Otis Hudson

No. 60
- Position: Guard

Personal information
- Born: July 19, 1986 (age 40) Chicago, Illinois, U.S.
- Listed height: 6 ft 5 in (1.96 m)
- Listed weight: 330 lb (150 kg)

Career information
- High school: Barrington (IL)
- College: Eastern Illinois
- NFL draft: 2010: 5th round, 152nd overall pick

Career history
- Cincinnati Bengals (2010−2013); Kansas City Chiefs (2014)*;
- * Offseason or practice squad member only
- Stats at Pro Football Reference

= Otis Hudson =

American football player (born 1986)

Otis Hudson (born July 19, 1986) is an American former professional football guard. He was selected by the Cincinnati Bengals in the fifth round of the 2010 NFL draft. He played college football at Eastern Illinois.

==Early life==
Otis was born and raised in the Village of Barrington. He used sports as a way to stay out of trouble. He liked playing basketball, football, and baseball. When Hudson was in middle school, he became part of AAU basketball, which was coached by Douglas Keys. He started playing football in 8th grade and realized he had great athletic ability in football. He played on both the varsity offensive line and defensive line, when he was a freshman at John Marshall High School. He also played on the varsity basketball team as the center. When he was a sophomore in high school, he told his parents he wanted to move to the suburbs, because he knew he would have a better opportunity of playing NCAA football. Otis and his family moved to Barrington, IL. He played varsity football and basketball at Barrington High School and graduated in 2005.

He graduated from Eastern Illinois University and helped his team earn All Conference and All Area recognitions. After graduation, he traveled to California to train with Travelle Gaines of Performance Gaines. Gaines always spoke highly of Hudson. "For the 2010 NFL draft, I have been training 24 top prospects, including Otis, and Otis is just as good as everyone I've seen. He has a work ethic that outclasses most and is very cooperative and coachable, which are intangibles you can't teach."

==Professional career==

===Cincinnati Bengals===
On July 7, 2010, Hudson agreed to terms on his rookie contract with the Cincinnati Bengals. He was penciled in as the backup right guard. On September 4, 2010, he was waived by the Bengals. He cleared waivers and was re-signed to the Bengals' practice squad.

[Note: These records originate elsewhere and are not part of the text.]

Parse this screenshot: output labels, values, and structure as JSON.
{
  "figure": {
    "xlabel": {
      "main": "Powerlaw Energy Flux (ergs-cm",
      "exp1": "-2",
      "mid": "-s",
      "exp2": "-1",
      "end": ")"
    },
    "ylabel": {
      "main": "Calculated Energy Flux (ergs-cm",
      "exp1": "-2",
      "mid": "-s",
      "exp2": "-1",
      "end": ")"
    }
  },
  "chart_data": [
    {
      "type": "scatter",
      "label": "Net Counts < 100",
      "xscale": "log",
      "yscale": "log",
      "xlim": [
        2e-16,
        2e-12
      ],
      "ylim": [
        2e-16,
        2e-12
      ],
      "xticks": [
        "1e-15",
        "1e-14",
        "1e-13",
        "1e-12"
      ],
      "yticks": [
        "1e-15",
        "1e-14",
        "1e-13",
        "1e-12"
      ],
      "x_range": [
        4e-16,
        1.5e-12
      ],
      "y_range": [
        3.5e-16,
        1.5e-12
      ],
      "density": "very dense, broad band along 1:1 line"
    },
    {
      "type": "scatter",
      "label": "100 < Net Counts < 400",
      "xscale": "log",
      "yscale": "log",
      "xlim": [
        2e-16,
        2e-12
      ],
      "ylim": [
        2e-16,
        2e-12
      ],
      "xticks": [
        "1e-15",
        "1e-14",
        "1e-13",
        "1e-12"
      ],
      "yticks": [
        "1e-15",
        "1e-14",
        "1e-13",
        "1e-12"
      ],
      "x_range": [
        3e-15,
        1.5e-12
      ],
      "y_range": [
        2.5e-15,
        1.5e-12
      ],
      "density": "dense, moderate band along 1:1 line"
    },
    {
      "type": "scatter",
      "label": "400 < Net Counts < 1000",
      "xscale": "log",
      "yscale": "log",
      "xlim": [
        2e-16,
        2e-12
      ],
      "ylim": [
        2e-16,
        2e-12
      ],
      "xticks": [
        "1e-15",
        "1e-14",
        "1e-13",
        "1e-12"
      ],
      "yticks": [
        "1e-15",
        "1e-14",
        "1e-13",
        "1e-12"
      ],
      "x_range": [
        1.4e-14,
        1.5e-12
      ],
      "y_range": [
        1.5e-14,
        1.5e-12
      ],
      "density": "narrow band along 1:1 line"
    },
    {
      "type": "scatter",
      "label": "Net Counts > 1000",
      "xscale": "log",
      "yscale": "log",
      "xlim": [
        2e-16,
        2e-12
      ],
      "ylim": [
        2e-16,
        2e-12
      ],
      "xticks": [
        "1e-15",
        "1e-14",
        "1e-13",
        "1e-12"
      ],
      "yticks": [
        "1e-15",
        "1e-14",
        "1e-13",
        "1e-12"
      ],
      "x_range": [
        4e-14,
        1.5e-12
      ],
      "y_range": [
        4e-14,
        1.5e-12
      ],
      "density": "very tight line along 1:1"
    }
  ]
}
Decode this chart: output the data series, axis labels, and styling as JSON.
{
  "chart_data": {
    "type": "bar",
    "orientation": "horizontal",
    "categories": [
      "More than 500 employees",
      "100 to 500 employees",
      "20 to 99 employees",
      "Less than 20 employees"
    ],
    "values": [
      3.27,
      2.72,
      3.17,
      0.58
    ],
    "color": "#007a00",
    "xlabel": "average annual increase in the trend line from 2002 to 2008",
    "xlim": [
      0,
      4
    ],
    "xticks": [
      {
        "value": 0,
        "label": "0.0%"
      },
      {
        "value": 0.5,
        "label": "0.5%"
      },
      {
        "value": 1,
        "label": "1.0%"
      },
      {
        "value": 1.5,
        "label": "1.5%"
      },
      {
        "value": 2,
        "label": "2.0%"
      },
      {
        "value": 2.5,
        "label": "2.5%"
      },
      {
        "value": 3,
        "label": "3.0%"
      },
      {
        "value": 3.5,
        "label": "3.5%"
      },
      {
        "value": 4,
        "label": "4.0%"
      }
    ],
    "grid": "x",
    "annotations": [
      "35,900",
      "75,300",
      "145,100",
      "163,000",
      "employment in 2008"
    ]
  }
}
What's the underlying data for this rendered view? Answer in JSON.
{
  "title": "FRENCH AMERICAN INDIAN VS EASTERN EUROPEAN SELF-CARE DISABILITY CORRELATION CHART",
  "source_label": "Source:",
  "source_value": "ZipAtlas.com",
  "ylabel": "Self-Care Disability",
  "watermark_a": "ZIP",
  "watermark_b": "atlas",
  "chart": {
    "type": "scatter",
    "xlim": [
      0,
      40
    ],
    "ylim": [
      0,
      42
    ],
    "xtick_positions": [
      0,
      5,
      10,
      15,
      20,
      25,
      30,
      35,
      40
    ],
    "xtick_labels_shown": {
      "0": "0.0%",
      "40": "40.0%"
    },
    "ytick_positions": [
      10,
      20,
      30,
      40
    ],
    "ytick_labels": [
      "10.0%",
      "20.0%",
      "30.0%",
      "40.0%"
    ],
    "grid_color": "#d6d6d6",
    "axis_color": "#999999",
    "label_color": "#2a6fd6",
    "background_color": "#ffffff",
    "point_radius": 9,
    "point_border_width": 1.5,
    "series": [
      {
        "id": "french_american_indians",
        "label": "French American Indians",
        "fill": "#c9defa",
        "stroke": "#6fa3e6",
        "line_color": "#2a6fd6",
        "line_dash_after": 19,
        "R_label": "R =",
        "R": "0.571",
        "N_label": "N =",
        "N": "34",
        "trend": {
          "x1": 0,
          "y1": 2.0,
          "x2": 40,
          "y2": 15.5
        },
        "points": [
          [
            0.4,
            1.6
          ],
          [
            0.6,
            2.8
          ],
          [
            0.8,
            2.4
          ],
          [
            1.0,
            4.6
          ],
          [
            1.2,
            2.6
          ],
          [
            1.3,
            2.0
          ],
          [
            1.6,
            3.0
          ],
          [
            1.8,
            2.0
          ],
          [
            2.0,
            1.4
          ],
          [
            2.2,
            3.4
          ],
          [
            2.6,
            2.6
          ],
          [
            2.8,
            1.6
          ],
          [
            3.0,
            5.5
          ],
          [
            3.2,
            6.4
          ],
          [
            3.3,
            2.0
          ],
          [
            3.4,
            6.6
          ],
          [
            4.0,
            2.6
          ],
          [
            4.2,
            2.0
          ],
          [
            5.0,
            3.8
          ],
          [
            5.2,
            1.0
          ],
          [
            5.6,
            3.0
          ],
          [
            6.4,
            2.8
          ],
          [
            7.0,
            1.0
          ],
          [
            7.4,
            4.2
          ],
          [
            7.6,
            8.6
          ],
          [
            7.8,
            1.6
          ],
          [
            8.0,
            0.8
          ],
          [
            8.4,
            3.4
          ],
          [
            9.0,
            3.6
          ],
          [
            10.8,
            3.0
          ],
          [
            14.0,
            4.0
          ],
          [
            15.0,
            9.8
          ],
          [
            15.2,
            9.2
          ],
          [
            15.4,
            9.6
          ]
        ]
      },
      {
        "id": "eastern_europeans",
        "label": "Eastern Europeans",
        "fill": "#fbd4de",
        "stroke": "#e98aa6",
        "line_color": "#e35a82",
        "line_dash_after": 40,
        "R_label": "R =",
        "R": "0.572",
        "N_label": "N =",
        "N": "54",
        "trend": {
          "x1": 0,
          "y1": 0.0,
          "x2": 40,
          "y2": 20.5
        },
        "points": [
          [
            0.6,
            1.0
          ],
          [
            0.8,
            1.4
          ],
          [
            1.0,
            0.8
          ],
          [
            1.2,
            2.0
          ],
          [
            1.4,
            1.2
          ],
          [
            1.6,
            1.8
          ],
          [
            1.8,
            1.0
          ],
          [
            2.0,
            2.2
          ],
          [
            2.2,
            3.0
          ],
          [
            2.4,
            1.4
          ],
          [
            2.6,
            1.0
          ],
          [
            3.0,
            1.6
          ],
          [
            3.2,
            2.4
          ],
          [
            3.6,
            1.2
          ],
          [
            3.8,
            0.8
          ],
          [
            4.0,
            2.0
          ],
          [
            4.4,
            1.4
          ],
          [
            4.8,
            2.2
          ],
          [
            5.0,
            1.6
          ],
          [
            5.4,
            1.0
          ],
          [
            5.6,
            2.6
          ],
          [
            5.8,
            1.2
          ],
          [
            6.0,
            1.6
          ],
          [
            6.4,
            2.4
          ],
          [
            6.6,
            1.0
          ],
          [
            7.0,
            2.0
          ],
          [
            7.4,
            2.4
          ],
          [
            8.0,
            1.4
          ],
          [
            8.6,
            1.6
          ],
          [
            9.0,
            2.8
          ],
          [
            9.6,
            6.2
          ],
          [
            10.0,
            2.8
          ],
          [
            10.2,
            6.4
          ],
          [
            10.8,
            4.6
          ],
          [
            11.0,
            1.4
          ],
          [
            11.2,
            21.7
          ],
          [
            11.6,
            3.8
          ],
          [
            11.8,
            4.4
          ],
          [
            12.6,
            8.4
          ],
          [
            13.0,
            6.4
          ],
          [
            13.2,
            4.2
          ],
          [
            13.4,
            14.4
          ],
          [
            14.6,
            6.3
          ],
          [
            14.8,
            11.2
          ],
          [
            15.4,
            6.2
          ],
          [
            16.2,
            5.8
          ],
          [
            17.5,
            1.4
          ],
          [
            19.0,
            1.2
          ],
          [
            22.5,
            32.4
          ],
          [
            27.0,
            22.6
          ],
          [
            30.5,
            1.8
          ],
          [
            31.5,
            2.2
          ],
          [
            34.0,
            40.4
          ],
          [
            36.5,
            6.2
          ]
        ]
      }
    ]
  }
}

During the 2011 season, Hudson spent part of the season on the active roster and on the practice squad. Coach Paul Alexander said he was one of the most improved players during summer camp in 2011.

Hudson spent the entire 2012 season on the Bengals' practice squad. On August 10, 2013, after an ankle injury caused Bengals rookie Tanner Hawkinson to be sidelined indefinitely, the Bengals re-signed Hudson. Hudson was later released during final roster cuts.

===Kansas City Chiefs===
Hudson signed with the Kansas City Chiefs on May 1, 2014. He was released August 25 after suffering an Achilles injury

==Personal life==
As of 2021, Otis works at Merrill Lynch as a financial advisor.